Trying it out on the shell with a local web server, CURL was operating quite slow, in contrast to a GET request. The -i command line switch makes curl include the headers in the printed output, -X lets you define a custom HTTP request.

dotxp@tango ~ $ time curl -i -X HEAD http://localhost/admin/ HTTP/1.1 200 OK X-Powered-By: PHP/5.2.7-dev <snip type="more http headers" /> Content-Type: text/html; charset=utf-8 Date: Mon, 23 Jun 2008 09:10:59 GMT Server: lighttpd/1.4.19 real 0m6.079s user 0m0.004s sys 0m0.000sdotxp@tango ~ $ time curl -i -X GET http://localhost/admin/ HTTP/1.1 200 OK Transfer-Encoding: chunked X-Powered-By: PHP/5.2.7-dev <snip type="more http headers" /> Content-Type: text/html; charset=utf-8 Date: Mon, 23 Jun 2008 09:12:27 GMT Server: lighttpd/1.4.19 <snip content="html source" /> real 0m0.180s user 0m0.004s sys 0m0.000s

A difference of 6 seconds runtime of a HEAD in contrast to 0.2 seconds for a GET is quite contrary to the original idea of a HEAD request. HEAD is used to just receive the headers of an URI instead of receiving the whole contents, to save bandwidth, memory and execution time.

ext/curl showed the exact same problem. Fiddling a bit with the command line switches, I found to replace -i with -I which makes curl print only the headers, but not the body of the response.
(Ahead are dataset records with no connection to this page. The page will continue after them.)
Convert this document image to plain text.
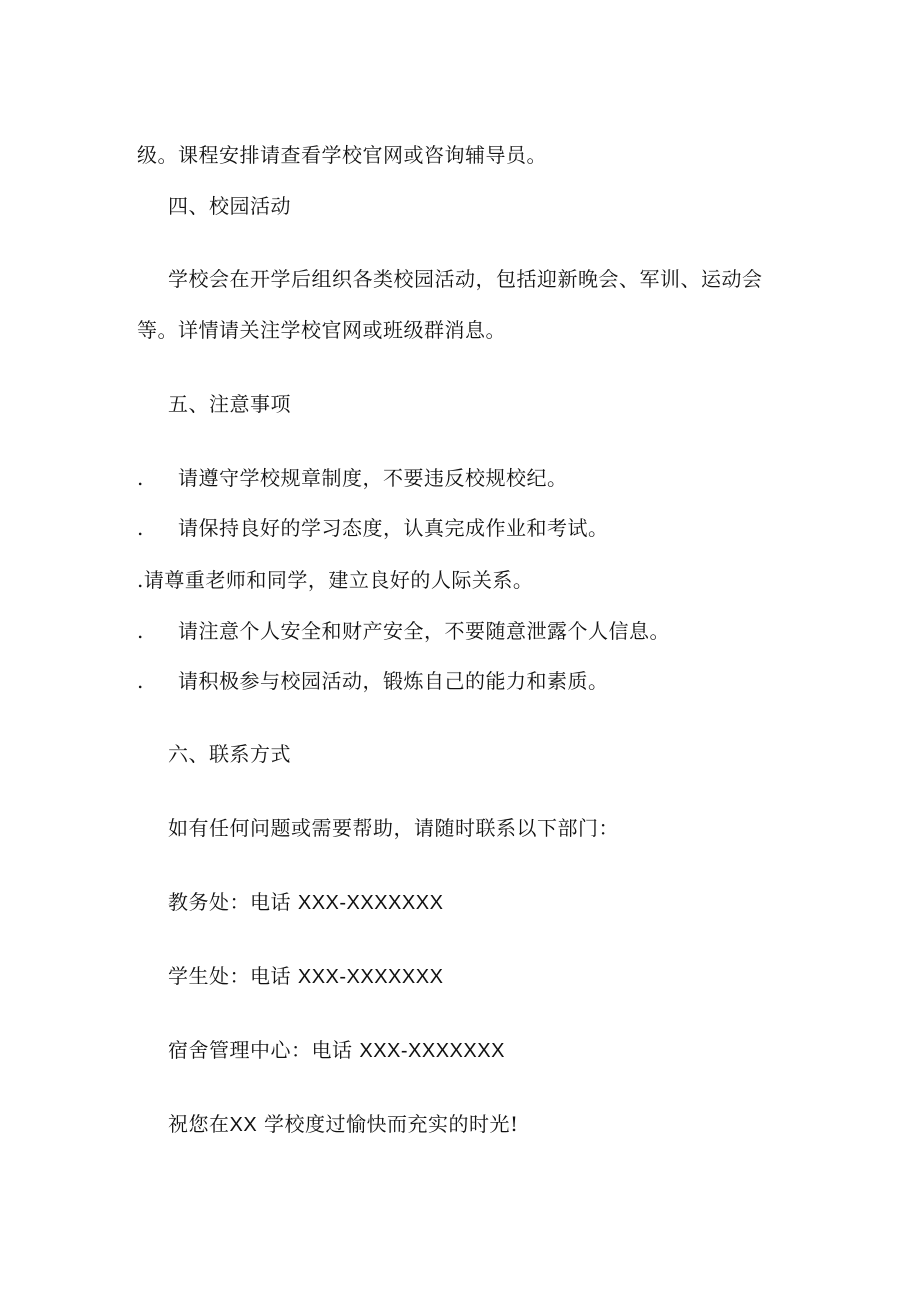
级。课程安排请查看学校官网或咨询辅导员。
四、校园活动
学校会在开学后组织各类校园活动，包括迎新晚会、军训、运动会
等。详情请关注学校官网或班级群消息。
五、注意事项
. 请遵守学校规章制度，不要违反校规校纪。
. 请保持良好的学习态度，认真完成作业和考试。
.请尊重老师和同学，建立良好的人际关系。
. 请注意个人安全和财产安全，不要随意泄露个人信息。
. 请积极参与校园活动，锻炼自己的能力和素质。
六、联系方式
如有任何问题或需要帮助，请随时联系以下部门：
教务处：电话 XXX-XXXXXXX
学生处：电话 XXX-XXXXXXX
宿舍管理中心：电话 XXX-XXXXXXX
祝您在XX 学校度过愉快而充实的时光!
dotxp@tango ~ $ time curl -I -X HEAD http://localhost/admin/ HTTP/1.1 200 OK X-Powered-By: PHP/5.2.7-dev <snip type="more http headers" /> Content-Type: text/html; charset=utf-8 Date: Mon, 23 Jun 2008 09:19:05 GMT Server: lighttpd/1.4.19 real 0m0.044s user 0m0.004s sys 0m0.000s

0.04 seconds is now even faster than the corresponding GET request, with the -I switch, which took me 0.09 seconds. Now I just needed to transfer the command line options to the corresponding ext/curl ones:

$c = curl_init(); curl_setopt( $c, CURLOPT_RETURNTRANSFER, true ); curl_setopt( $c, CURLOPT_CUSTOMREQUEST, 'HEAD' ); curl_setopt( $c, CURLOPT_HEADER, 1 ); curl_setopt( $c, CURLOPT_NOBODY, true ); curl_setopt( $c, CURLOPT_URL, 'http://localhost/admin/' ); $res = curl_exec( $c );

The RETURNTRANSFER makes ext/curl return the HTTP response instead of printing it. Using the CUSTOMREQUEST option you define to send a HEAD request instead of a standard GET or POST request. The HEADER option makes ext/curl include the response headers in the return value of curl_exec() call and NOBODY avoids the inclusion of the body content here. The URL option as usually sets the URL to request and curl_exec() makes ext/curl execute the request.

The runtime was even a fraction of a second faster here, compared to the command line version, but that can be subjectively. However, the HEAD request works as expected now. Maybe it's useful for someone to know this.